I was very taken by this performance: very engaged, very satisfied. Gardiner hears something more sophisticated and mature in this music than I remember hearing (was capable of hearing?) and successfully gets it across. So I got home again and I found Brahms but he had changed. Or I had changed. Or we both had changed. Conductors who bring us period performances of music from earlier times are not just trying to 'antique' it, they really do think we have lost sight of part of what this music is truly about. Richard Taruskin tells us we like these performances because as moderns we like leaner textures anyway and distrust richness and romanticism. He is partly right, of course. But listening to Gardiner's Brahms, I sense Taruskin is only partly right. There is something in this performance that has the feel of musical truth to it.

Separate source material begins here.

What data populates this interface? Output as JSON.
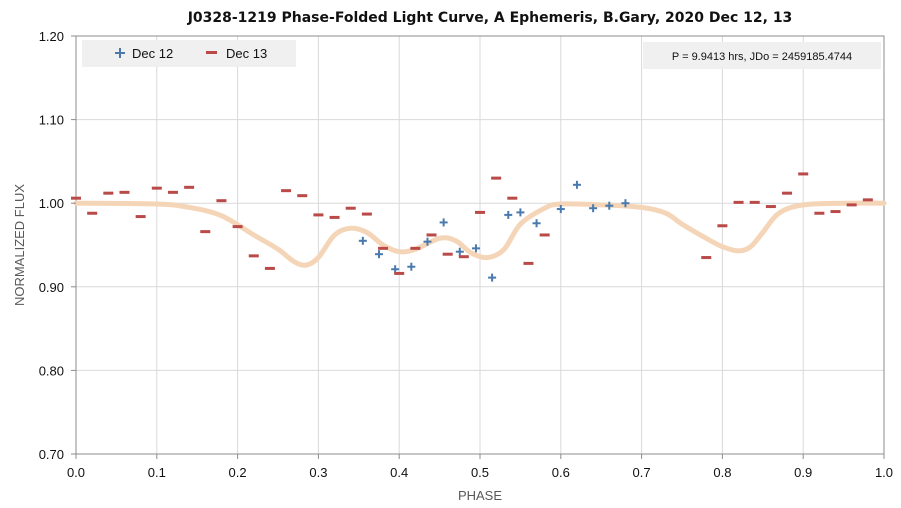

This promises to be a terrific series. Yes, three more symphonies and the German Requiem on the way!
Systems used for this audition: Audio Note CDT3 transport and Dac 4.1 Balanced Signature, Blue Circle FtTH integrated amplifier, BC3000 II/GZpz preamplifier and BC204 hybrid stereo amplifier, new Jean Marie Reynaud Offrande Supreme stand-mount speakers. With Blue Circle BC6000 line conditioner. Audio Note Pallas, Sootto, Sogon and AN-Vx interconnects and Lexus speaker cable.
Bob Neill, in addition to being an occasional equipment and regular music reviewer for Positive- Feedback Online, is also proprietor of Amherst Audio in Amherst, Massachusetts, which sells equipment from Audio Note, Blue Circle, and JM Reynaud, among others.